07-28-2020 11:47 AM
Hello NI Labview community,
I need help to convert the temp to either Celsius or Fahrenheit. The VI code should include a case structure, string subset, number to fractional string, and fractional number to string converter.
For example, the user enters 24.0C the program converts it to Fahrenheit and if the user enters 75F it should convert that to Celsius and display the result.
The front panel should look like this.
07-28-2020 12:02 PM
This sounds like homework.
Have you started programming it yourself?
Where are you stuck?
07-28-2020 12:44 PM
I'm stuck with how to connect the input string to the function node and display the result with the text.
07-28-2020 12:44 PM
Using string subset will be very limiting. You will only be able to enter temperatures that are 4 characters long. I would use something like "match pattern" instead. You can even find how many places are past the decimal point and make the output temperature have the same precision as the input temperature.
However there is a bug, when I enter in -40 F or C it doesn't perform a conversion, it just outputs -40 again. Can you figure out why? 🙂
07-28-2020 12:46 PM
@jason888 wrote:
I'm stuck with how to connect the input string to the function node and display the result with the text.
Read the help documentation. (Ctrl+h) will bring up the hover window, then you can click for more detailed help. You will find that the variable "F" does not belong in an expression node.

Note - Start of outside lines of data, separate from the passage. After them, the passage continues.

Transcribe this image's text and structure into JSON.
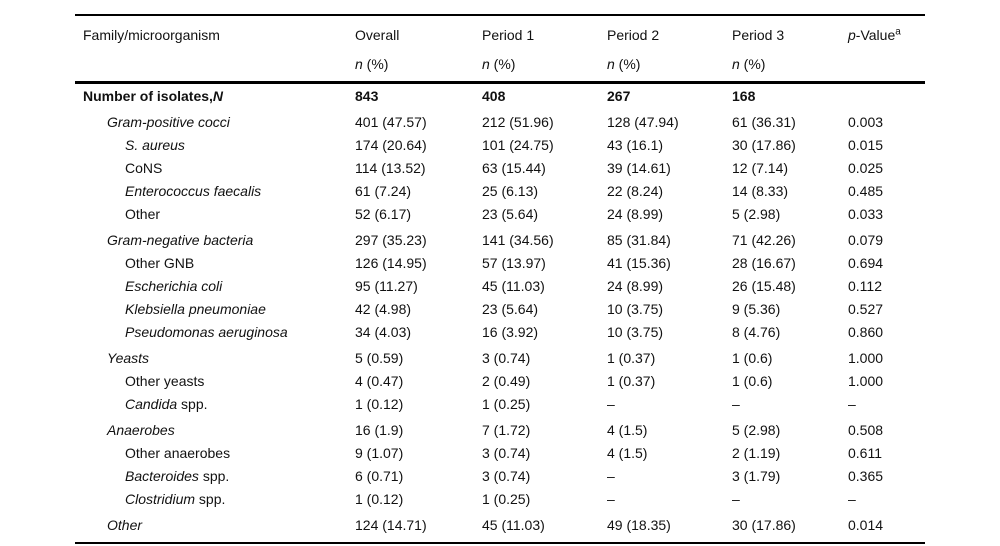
{
  "page": {
    "background": "#ffffff",
    "text_color": "#111111",
    "rule_color": "#000000"
  },
  "table": {
    "header": {
      "family_col": "Family/microorganism",
      "period_cols": [
        "Overall",
        "Period 1",
        "Period 2",
        "Period 3"
      ],
      "pvalue": {
        "italic": "p",
        "rest": "-Value",
        "superscript": "a"
      },
      "subheader": {
        "italic": "n",
        "rest": " (%)"
      }
    },
    "rows": [
      {
        "indent": 0,
        "bold": true,
        "group": false,
        "parts": [
          {
            "t": "Number of isolates,"
          },
          {
            "t": "N",
            "i": true
          }
        ],
        "values": [
          "843",
          "408",
          "267",
          "168",
          ""
        ]
      },
      {
        "indent": 1,
        "bold": false,
        "group": true,
        "parts": [
          {
            "t": "Gram-positive cocci",
            "i": true
          }
        ],
        "values": [
          "401 (47.57)",
          "212 (51.96)",
          "128 (47.94)",
          "61 (36.31)",
          "0.003"
        ]
      },
      {
        "indent": 2,
        "bold": false,
        "group": false,
        "parts": [
          {
            "t": "S. aureus",
            "i": true
          }
        ],
        "values": [
          "174 (20.64)",
          "101 (24.75)",
          "43 (16.1)",
          "30 (17.86)",
          "0.015"
        ]
      },
      {
        "indent": 2,
        "bold": false,
        "group": false,
        "parts": [
          {
            "t": "CoNS"
          }
        ],
        "values": [
          "114 (13.52)",
          "63 (15.44)",
          "39 (14.61)",
          "12 (7.14)",
          "0.025"
        ]
      },
      {
        "indent": 2,
        "bold": false,
        "group": false,
        "parts": [
          {
            "t": "Enterococcus faecalis",
            "i": true
          }
        ],
        "values": [
          "61 (7.24)",
          "25 (6.13)",
          "22 (8.24)",
          "14 (8.33)",
          "0.485"
        ]
      },
      {
        "indent": 2,
        "bold": false,
        "group": false,
        "parts": [
          {
            "t": "Other"
          }
        ],
        "values": [
          "52 (6.17)",
          "23 (5.64)",
          "24 (8.99)",
          "5 (2.98)",
          "0.033"
        ]
      },
      {
        "indent": 1,
        "bold": false,
        "group": true,
        "parts": [
          {
            "t": "Gram-negative bacteria",
            "i": true
          }
        ],
        "values": [
          "297 (35.23)",
          "141 (34.56)",
          "85 (31.84)",
          "71 (42.26)",
          "0.079"
        ]
      },
      {
        "indent": 2,
        "bold": false,
        "group": false,
        "parts": [
          {
            "t": "Other GNB"
          }
        ],
        "values": [
          "126 (14.95)",
          "57 (13.97)",
          "41 (15.36)",
          "28 (16.67)",
          "0.694"
        ]
      },
      {
        "indent": 2,
        "bold": false,
        "group": false,
        "parts": [
          {
            "t": "Escherichia coli",
            "i": true
          }
        ],
        "values": [
          "95 (11.27)",
          "45 (11.03)",
          "24 (8.99)",
          "26 (15.48)",
          "0.112"
        ]
      },
      {
        "indent": 2,
        "bold": false,
        "group": false,
        "parts": [
          {
            "t": "Klebsiella pneumoniae",
            "i": true
          }
        ],
        "values": [
          "42 (4.98)",
          "23 (5.64)",
          "10 (3.75)",
          "9 (5.36)",
          "0.527"
        ]
      },
      {
        "indent": 2,
        "bold": false,
        "group": false,
        "parts": [
          {
            "t": "Pseudomonas aeruginosa",
            "i": true
          }
        ],
        "values": [
          "34 (4.03)",
          "16 (3.92)",
          "10 (3.75)",
          "8 (4.76)",
          "0.860"
        ]
      },
      {
        "indent": 1,
        "bold": false,
        "group": true,
        "parts": [
          {
            "t": "Yeasts",
            "i": true
          }
        ],
        "values": [
          "5 (0.59)",
          "3 (0.74)",
          "1 (0.37)",
          "1 (0.6)",
          "1.000"
        ]
      },
      {
        "indent": 2,
        "bold": false,
        "group": false,
        "parts": [
          {
            "t": "Other yeasts"
          }
        ],
        "values": [
          "4 (0.47)",
          "2 (0.49)",
          "1 (0.37)",
          "1 (0.6)",
          "1.000"
        ]
      },
      {
        "indent": 2,
        "bold": false,
        "group": false,
        "parts": [
          {
            "t": "Candida",
            "i": true
          },
          {
            "t": " spp."
          }
        ],
        "values": [
          "1 (0.12)",
          "1 (0.25)",
          "–",
          "–",
          "–"
        ]
      },
      {
        "indent": 1,
        "bold": false,
        "group": true,
        "parts": [
          {
            "t": "Anaerobes",
            "i": true
          }
        ],
        "values": [
          "16 (1.9)",
          "7 (1.72)",
          "4 (1.5)",
          "5 (2.98)",
          "0.508"
        ]
      },
      {
        "indent": 2,
        "bold": false,
        "group": false,
        "parts": [
          {
            "t": "Other anaerobes"
          }
        ],
        "values": [
          "9 (1.07)",
          "3 (0.74)",
          "4 (1.5)",
          "2 (1.19)",
          "0.611"
        ]
      },
      {
        "indent": 2,
        "bold": false,
        "group": false,
        "parts": [
          {
            "t": "Bacteroides",
            "i": true
          },
          {
            "t": " spp."
          }
        ],
        "values": [
          "6 (0.71)",
          "3 (0.74)",
          "–",
          "3 (1.79)",
          "0.365"
        ]
      },
      {
        "indent": 2,
        "bold": false,
        "group": false,
        "parts": [
          {
            "t": "Clostridium",
            "i": true
          },
          {
            "t": " spp."
          }
        ],
        "values": [
          "1 (0.12)",
          "1 (0.25)",
          "–",
          "–",
          "–"
        ]
      },
      {
        "indent": 1,
        "bold": false,
        "group": true,
        "parts": [
          {
            "t": "Other",
            "i": true
          }
        ],
        "values": [
          "124 (14.71)",
          "45 (11.03)",
          "49 (18.35)",
          "30 (17.86)",
          "0.014"
        ]
      }
    ],
    "value_col_names": [
      "cell-overall",
      "cell-period1",
      "cell-period2",
      "cell-period3",
      "cell-pvalue"
    ]
  }
}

07-28-2020 01:18 PM - edited 07-28-2020 01:23 PM
@Gregory wrote:
Read the help documentation. (Ctrl+h) will bring up the hover window, then you can click for more detailed help. You will find that the variable "F" does not belong in an expression node.

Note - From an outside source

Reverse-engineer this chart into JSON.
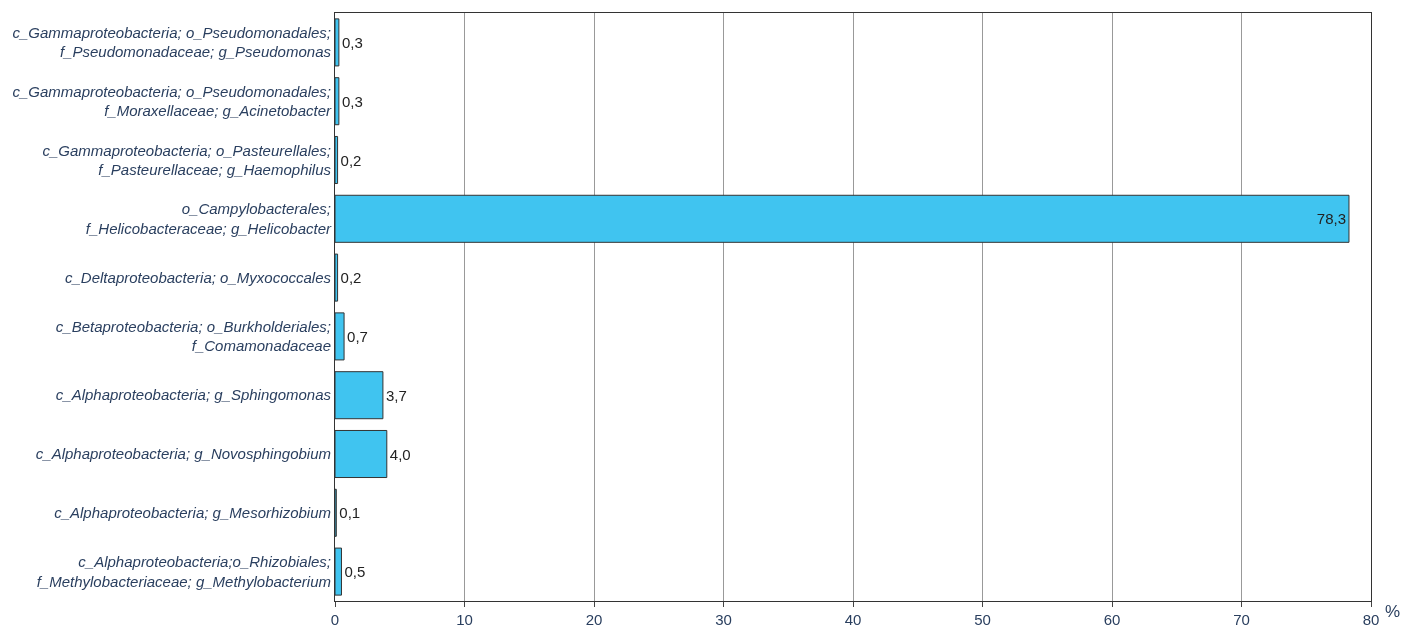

Actually, almost any character will work, including uppercase F. 😄
There is an almost unlimited possibility for variables, with the only restriction that it cannot be "pi" and there cannot be more than one variable name per node. Even the following works fine.
07-28-2020 01:36 PM - edited 07-28-2020 01:39 PM
If you can assume that the input is well formed (no extra characters or spaces), You could do the following (It would be easy to expand the output format to include more text):
(Also make a default case that outputs NaN for unexpected inputs)

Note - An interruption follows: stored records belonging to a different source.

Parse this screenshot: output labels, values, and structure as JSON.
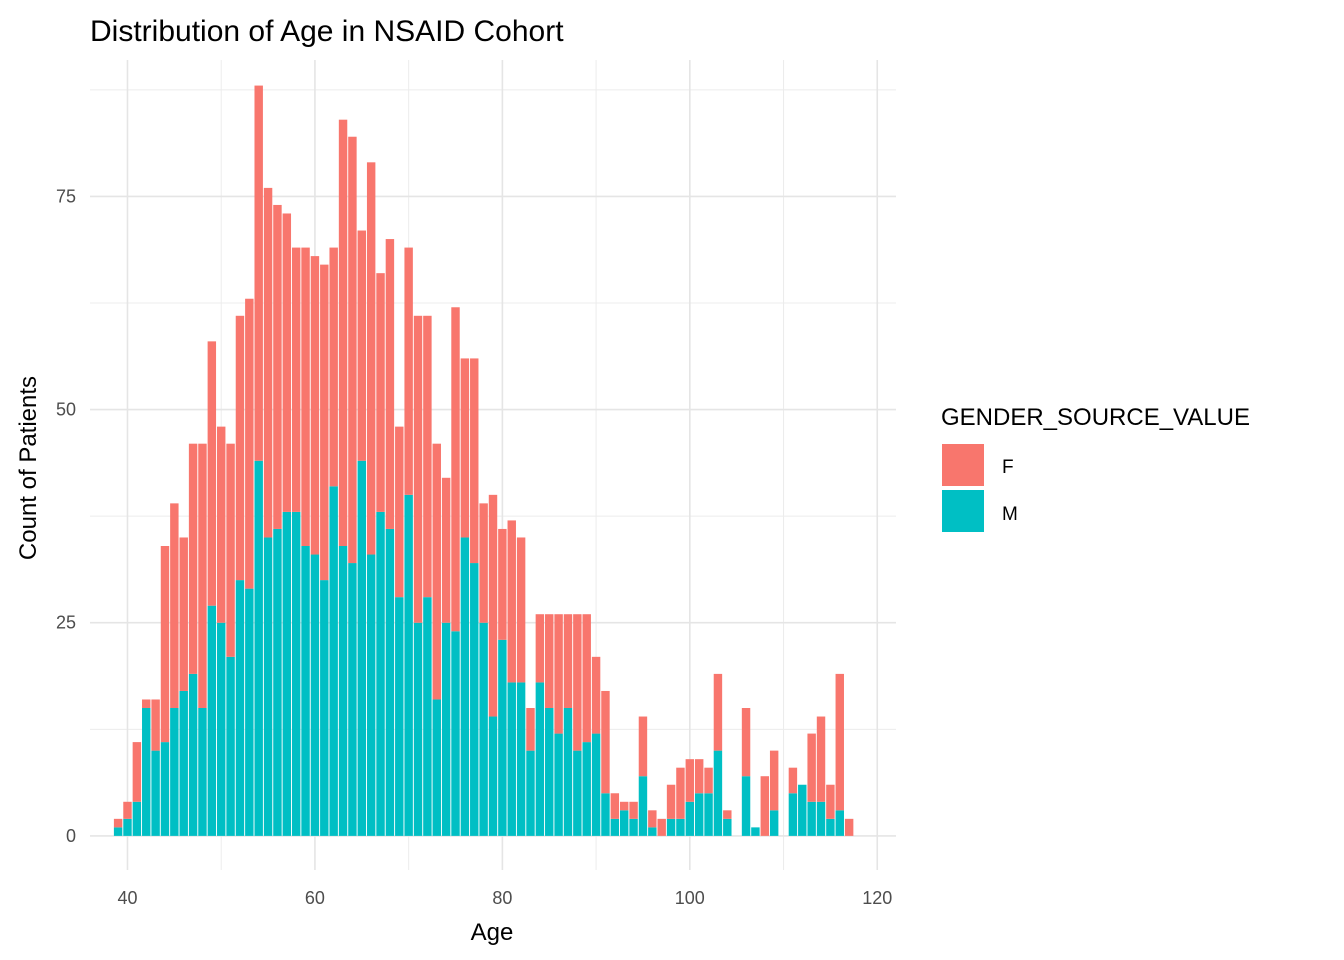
{
  "chart_data": {
    "type": "bar",
    "stacked": true,
    "title": "Distribution of Age in NSAID Cohort",
    "xlabel": "Age",
    "ylabel": "Count of Patients",
    "xlim": [
      36,
      122
    ],
    "ylim": [
      -4,
      91
    ],
    "x_ticks": [
      40,
      60,
      80,
      100,
      120
    ],
    "y_ticks": [
      0,
      25,
      50,
      75
    ],
    "grid": true,
    "legend": {
      "title": "GENDER_SOURCE_VALUE",
      "placement": "right"
    },
    "x": [
      39,
      40,
      41,
      42,
      43,
      44,
      45,
      46,
      47,
      48,
      49,
      50,
      51,
      52,
      53,
      54,
      55,
      56,
      57,
      58,
      59,
      60,
      61,
      62,
      63,
      64,
      65,
      66,
      67,
      68,
      69,
      70,
      71,
      72,
      73,
      74,
      75,
      76,
      77,
      78,
      79,
      80,
      81,
      82,
      83,
      84,
      85,
      86,
      87,
      88,
      89,
      90,
      91,
      92,
      93,
      94,
      95,
      96,
      97,
      98,
      99,
      100,
      101,
      102,
      103,
      104,
      105,
      106,
      107,
      108,
      109,
      110,
      111,
      112,
      113,
      114,
      115,
      116,
      117
    ],
    "series": [
      {
        "name": "M",
        "color": "#00BFC4",
        "values": [
          1,
          2,
          4,
          15,
          10,
          11,
          15,
          17,
          19,
          15,
          27,
          25,
          21,
          30,
          29,
          44,
          35,
          36,
          38,
          38,
          34,
          33,
          30,
          41,
          34,
          32,
          44,
          33,
          38,
          36,
          28,
          40,
          25,
          28,
          16,
          25,
          24,
          35,
          32,
          25,
          14,
          23,
          18,
          18,
          10,
          18,
          15,
          12,
          15,
          10,
          11,
          12,
          5,
          2,
          3,
          2,
          7,
          1,
          0,
          2,
          2,
          4,
          5,
          5,
          10,
          2,
          0,
          7,
          1,
          0,
          3,
          0,
          5,
          6,
          4,
          4,
          2,
          3,
          0
        ]
      },
      {
        "name": "F",
        "color": "#F8766D",
        "values": [
          1,
          2,
          7,
          1,
          6,
          23,
          24,
          18,
          27,
          31,
          31,
          23,
          25,
          31,
          34,
          44,
          41,
          38,
          35,
          31,
          35,
          35,
          37,
          28,
          50,
          50,
          27,
          46,
          28,
          34,
          20,
          29,
          36,
          33,
          30,
          17,
          38,
          21,
          24,
          14,
          26,
          13,
          19,
          17,
          5,
          8,
          11,
          14,
          11,
          16,
          15,
          9,
          12,
          3,
          1,
          2,
          7,
          2,
          2,
          4,
          6,
          5,
          4,
          3,
          9,
          1,
          0,
          8,
          0,
          7,
          7,
          0,
          3,
          0,
          8,
          10,
          4,
          16,
          2
        ]
      }
    ]
  }
}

07-28-2020 01:38 PM - edited 07-28-2020 01:40 PM
@altenbach wrote:
@Gregory wrote:
Read the help documentation. (Ctrl+h) will bring up the hover window, then you can click for more detailed help. You will find that the variable "F" does not belong in an expression node.Actually, almost any character will work, including uppercase F. 😄
Oh man, I've got a whole omelette on my face. Thanks for pointing this out!